Debian 10 (Testing / Bulseye)
Pentium G3320 with 4GB RAM (freshly restarted after build)

Performance: master: 20/23% CPU load 1,7GB RAM (total system) 13-23FPS this branch: 10/15% CPU load 1,6GB RAM (total system) 15-21FPS

deinhofer commented 4 years ago

Thanks to @benjaminaigner , looks good. @bmedicke successfully tested it on Mac Os macOS 10.15.4 with a newer Macbook

@ChrisVeigl and @klues please test on Windows and post the results here. With Java 32bit and 64bit, if possible. I would like to merge tomorrow.

deinhofer commented 4 years ago

sorry for the repetitions, github showed an error message indicating that the post had failed. :-)

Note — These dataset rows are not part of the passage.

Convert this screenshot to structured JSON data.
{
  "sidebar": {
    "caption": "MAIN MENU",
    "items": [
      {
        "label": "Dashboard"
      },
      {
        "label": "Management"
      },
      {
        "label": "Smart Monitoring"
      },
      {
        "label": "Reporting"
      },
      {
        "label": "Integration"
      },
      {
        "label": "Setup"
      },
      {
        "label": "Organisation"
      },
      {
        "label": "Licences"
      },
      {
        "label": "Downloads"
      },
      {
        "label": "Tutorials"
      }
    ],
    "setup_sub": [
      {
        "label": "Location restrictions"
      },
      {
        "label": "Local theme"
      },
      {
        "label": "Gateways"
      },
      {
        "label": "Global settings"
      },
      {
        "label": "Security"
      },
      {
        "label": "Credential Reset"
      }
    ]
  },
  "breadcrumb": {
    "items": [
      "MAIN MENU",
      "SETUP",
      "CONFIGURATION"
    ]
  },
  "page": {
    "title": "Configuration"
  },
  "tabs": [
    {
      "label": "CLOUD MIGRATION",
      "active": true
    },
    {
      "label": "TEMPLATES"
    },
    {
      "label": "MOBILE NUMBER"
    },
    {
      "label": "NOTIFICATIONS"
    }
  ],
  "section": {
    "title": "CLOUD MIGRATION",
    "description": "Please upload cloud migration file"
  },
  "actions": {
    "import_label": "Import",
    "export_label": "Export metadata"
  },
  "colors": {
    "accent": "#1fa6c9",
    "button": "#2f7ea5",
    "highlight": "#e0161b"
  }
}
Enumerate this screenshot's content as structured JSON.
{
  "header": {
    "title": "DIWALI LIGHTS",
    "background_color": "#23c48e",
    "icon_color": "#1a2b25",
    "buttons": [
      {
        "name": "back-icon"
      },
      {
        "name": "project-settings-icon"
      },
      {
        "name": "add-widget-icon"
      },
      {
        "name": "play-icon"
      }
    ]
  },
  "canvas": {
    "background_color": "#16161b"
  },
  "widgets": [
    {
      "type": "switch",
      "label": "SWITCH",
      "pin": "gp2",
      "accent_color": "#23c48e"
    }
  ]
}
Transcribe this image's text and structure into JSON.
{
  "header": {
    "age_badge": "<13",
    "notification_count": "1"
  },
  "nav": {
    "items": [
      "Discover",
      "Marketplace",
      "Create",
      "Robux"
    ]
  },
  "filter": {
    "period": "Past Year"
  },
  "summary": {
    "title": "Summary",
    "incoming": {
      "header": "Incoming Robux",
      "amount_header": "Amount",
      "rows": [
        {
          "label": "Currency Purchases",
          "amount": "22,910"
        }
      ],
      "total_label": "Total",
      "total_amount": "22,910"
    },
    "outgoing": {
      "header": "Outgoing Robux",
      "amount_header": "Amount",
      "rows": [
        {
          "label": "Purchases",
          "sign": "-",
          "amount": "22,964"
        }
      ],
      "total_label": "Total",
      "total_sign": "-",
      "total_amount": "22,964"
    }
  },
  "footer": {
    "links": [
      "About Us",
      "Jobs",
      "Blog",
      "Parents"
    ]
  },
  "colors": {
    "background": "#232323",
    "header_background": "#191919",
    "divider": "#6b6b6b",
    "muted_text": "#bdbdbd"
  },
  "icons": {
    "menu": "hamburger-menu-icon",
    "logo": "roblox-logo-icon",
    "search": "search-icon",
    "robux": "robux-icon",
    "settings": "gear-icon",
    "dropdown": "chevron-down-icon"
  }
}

klues commented 4 years ago

Tested both versions on: Win 10 / Core i7-7500U CPU

Performance: master: 7-10% CPU load 90-150MB RAM (Java process) 31 FPS

this branch: 7-10% CPU load 170-240MB RAM (Java process) 31 FPS

So the new version needs about 80-90MB more RAM, all other things are working fine 👍

ChrisVeigl commented 4 years ago

here my test results:

System information: Win10 (x64), Lenovo Thinkpad P51s (core i7-7500, 2.7GHz), Java32bit

Tested model: "XCameraMouse" (startup menu)

Results (this branch): 31 FPS (internal Webcam, device 0) CPU-load: ~5% (no face detected); CPU-load: ~8% (during tracking)
RAM: ~260 MB

Results (AsTeRICS release version 4.0.0) 31 FPS (internal Webcam, device 0) CPU-load: ~14% (no face detected); CPU-load: ~8% (during tracking) -> interestingly, no noticable difference here!
RAM: ~100 MB

Regarding the RAM usage: the system consumes about 58 MB when started (model autostart running, displays the main menu), but when the xCameraMouse model is loaded the RAM usage rises constantly (during the operation of the camera mouse, about 5MB per second) to around 280MB. The garbage collection releases 30MB of RAM occasionally. Something very "leaky" seems to go on here.... After the model is stopped, the RAM usage drops to about 180MB and stays there (100 MB more than before).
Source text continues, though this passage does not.